Your affectionate friend,
ROSE VYNER.

P.S.—Now, don't you misinterpret a fact which strikes me in reading this letter over, namely, that one name occurs very frequently. It is purely owing to the want of any subject to write about. Don't imagine it otherwise.

CHAPTER III.
CECIL IS SMITTEN.

MY DEAR FRANK,

Your complaint respecting the omissions of my letter was not very generous, considering the length of the aforesaid letter. However, I will now tell you what I didn't tell you then—that there is endless fishing and famous preserves; so you may cultivate Vyner with perfect safety, though excuse me if I doubt your success.

The hall is, as I told you, formidably rococo, or rather moyen age; but handsome of the kind, and spacious. The Italian terrace in front of the house has the trim beauty of such things, but is spoiled by a want of "keeping;" the balustrades are griffinesque, and yet there are copies of the Greek statues in the garden!

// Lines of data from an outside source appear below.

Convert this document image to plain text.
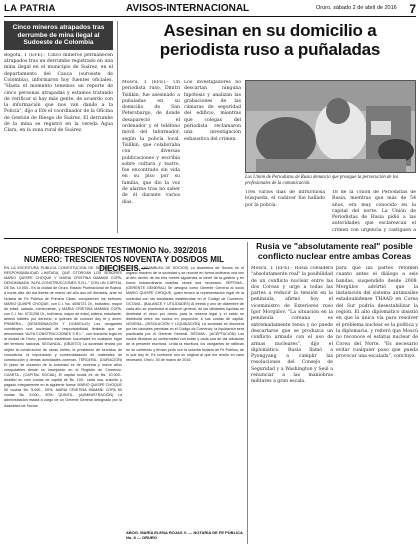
LA PATRIA	AVISOS-INTERNACIONAL	Oruro, sábado 2 de abril de 2016 7
Cinco mineros atrapados tras derrumbe de mina ilegal al Sudoeste de Colombia
Bogotá, 1 (EFE).- Cinco mineros permanecen atrapados tras un derrumbe registrado en una mina ilegal en el municipio de Suárez, en el departamento del Cauca (suroeste de Colombia), informaron hoy fuentes oficiales. "Hasta el momento tenemos un reporte de cinco personas atrapadas y estamos tratando de verificar si hay más gente, de acuerdo con la información que nos van dando a la Policía", dijo a Efe el coordinador de la Oficina de Gestión de Riesgo de Suárez. El derrumbe de la mina se registró en la vereda Agua Clara, en la zona rural de Suárez.
Asesinan en su domicilio a periodista ruso a puñaladas
Moscú, 1 (EFE).- Un periodista ruso, Dmitri Tsilikin, fue asesinado a puñaladas en su domicilio de San Petersburgo, de donde desapareció el ordenador y el teléfono móvil del informador, según la policía local. Tsilikin, que colaboraba con diversas publicaciones y escribía sobre cultura y teatro, fue encontrado sin vida en su piso por su familia, que dio la voz de alarma tras no saber de él durante varios días.
Los investigadores no descartan ninguna hipótesis y analizan las grabaciones de las cámaras de seguridad del edificio, mientras que colegas del periodista reclamaron una investigación exhaustiva del crimen.
Los Unión de Periodistas de Rusia denunció que prosigue la persecución de los profesionales de la comunicación.
Tres varios días de infructuosa búsqueda, el cadáver fue hallado por la policía.
18 de la Unión de Periodistas de Rusia, mientras que más de 54 años, era muy conocido en la capital del norte. La Unión de Periodistas de Rusia pidió a las autoridades que esclarezcan el crimen con urgencia y castiguen a
CORRESPONDE TESTIMONIO No. 392/2016
NUMERO: TRESCIENTOS NOVENTA Y DOS/DOS MIL DIECISEIS.—
EN LA ESCRITURA PUBLICA CONSTITUCIÓN DE SOCIEDAD DE RESPONSABILIDAD LIMITADA, QUE OTORGAN LOS SEÑORES MARIO QUISPE CHOQUE Y MARIA CRISTINA MAMANI COPA, DENOMINADA "ALFA CONSTRUCCIONES S.R.L." CON UN CAPITAL DE Bs. 10.000.- En la ciudad de Oruro, Estado Plurinacional de Bolivia, a horas diez del día treinta de marzo del año dos mil dieciséis, ante mí Notaria de Fe Pública de Primera Clase, comparecen los señores: MARIO QUISPE CHOQUE, con C.I. No. 4056721 Or., boliviano, mayor de edad, casado, comerciante; y MARIA CRISTINA MAMANI COPA, con C.I. No. 5731298 Or., boliviana, mayor de edad, soltera, estudiante, ambos hábiles por derecho, a quienes de conocer doy fe y dicen: PRIMERA.- (DENOMINACIÓN Y DOMICILIO) Los otorgantes constituyen una sociedad de responsabilidad limitada que se denominará "ALFA CONSTRUCCIONES S.R.L.", con domicilio legal en la ciudad de Oruro, pudiendo establecer sucursales en cualquier lugar del territorio nacional. SEGUNDA.- (OBJETO) La sociedad tendrá por objeto la construcción de obras civiles, la prestación de servicios de consultoría, la importación y comercialización de materiales de construcción y demás actividades conexas. TERCERA.- (DURACIÓN) El plazo de duración de la sociedad es de noventa y nueve años computables desde su inscripción en el Registro de Comercio. CUARTA.- (CAPITAL SOCIAL) El capital social es de Bs. 10.000.- dividido en cien cuotas de capital de Bs. 100.- cada una, suscrito y pagado íntegramente en la siguiente forma: MARIO QUISPE CHOQUE 50 cuotas Bs. 5.000.- 50%; MARIA CRISTINA MAMANI COPA 50 cuotas Bs. 5.000.- 50%. QUINTA.- (ADMINISTRACIÓN) La administración estará a cargo de un Gerente General designado por la Asamblea de Socios.
SEXTA.- (ASAMBLEA DE SOCIOS) La Asamblea de Socios es el órgano máximo de la sociedad y se reunirá en forma ordinaria una vez al año dentro de los tres meses siguientes al cierre de la gestión y en forma extraordinaria cuantas veces sea necesario. SÉPTIMA.- (GERENTE GENERAL) Se designa como Gerente General al socio MARIO QUISPE CHOQUE, quien tendrá la representación legal de la sociedad con las facultades establecidas en el Código de Comercio. OCTAVA.- (BALANCE Y UTILIDADES) Al treinta y uno de diciembre de cada año se practicará el balance general; de las utilidades líquidas se destinará el cinco por ciento para la reserva legal y el saldo se distribuirá entre los socios en proporción a sus cuotas de capital. NOVENA.- (DISOLUCIÓN Y LIQUIDACIÓN) La sociedad se disolverá por las causales previstas en el Código de Comercio; la liquidación será practicada por el Gerente General. DÉCIMA.- (ACEPTACIÓN) Los socios declaran su conformidad con todas y cada una de las cláusulas de la presente escritura. Leída la escritura, los otorgantes se ratifican en su contenido y firman junto con la suscrita Notaria de Fe Pública, de lo que doy fe. Es conforme con su original al que me remito en caso necesario. Oruro, 30 de marzo de 2016.
ABOG. MARÍA ELENA ROJAS V. — NOTARIA DE FE PÚBLICA No. 8 — ORURO
Rusia ve "absolutamente real" posible conflicto nuclear entre ambas Coreas
Moscú, 1 (EFE).- Rusia considera "absolutamente real" la posibilidad de un conflicto nuclear entre las dos Coreas y urge a todas las partes a reducir la tensión en la península, afirmó hoy el viceministro de Exteriores ruso Ígor Morgúlov. "La situación en la península coreana es extremadamente tensa y no puede descartarse que se produzca un conflicto armado con el uso de armas nucleares", dijo el diplomático. Rusia llamó a Pyongyang a cumplir las resoluciones del Consejo de Seguridad y a Washington y Seúl a renunciar a las maniobras militares a gran escala.
para que las partes retomen cuanto antes el diálogo a seis bandas, suspendido desde 2008. Morgúlov advirtió que la instalación del sistema antimisiles estadounidense THAAD en Corea del Sur podría desestabilizar la región. El alto diplomático insistió en que la única vía para resolver el problema nuclear es la política y la diplomacia, y reiteró que Moscú no reconoce el estatus nuclear de Corea del Norte. "Es necesario evitar cualquier paso que pueda provocar una escalada", concluyó.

A rich embowering shrubbery leads you down to the river, which brawls through the property; beyond, on the other side, there is a lovely wood, which skirts the banks of the river, and affords a most romantic promenade. I should have certainly been most poetically touched the first day I went there, had it not been for the saucy merriment of that liveliest of girls, Rose; but she drove all seriousness out of me. I could have kissed her ruddy lips to close them, and put a stop to her merciless merriment. I have since visited the wood alone, but one cannot be sentimental alone—at least I cannot. The river runs through rich meadows, on which the sleek cattle browse in philosophic calmness: it forms an endless source of amusement. I have sat for hours in the boat gently dropping down the stream, lulled by the soft ripple, and yielding myself to dreamy listlessness. The broad leaves of the water-lily that float upon the stream supporting the delicate-shaped yellow flower, and the rich colours of the luxuriant loosestrife and other wild flowers, whose names I know not, together with the windings of the river, and its undulating meadows on one side, and many-tinted wood on the other, make up a picture of which I cannot tire.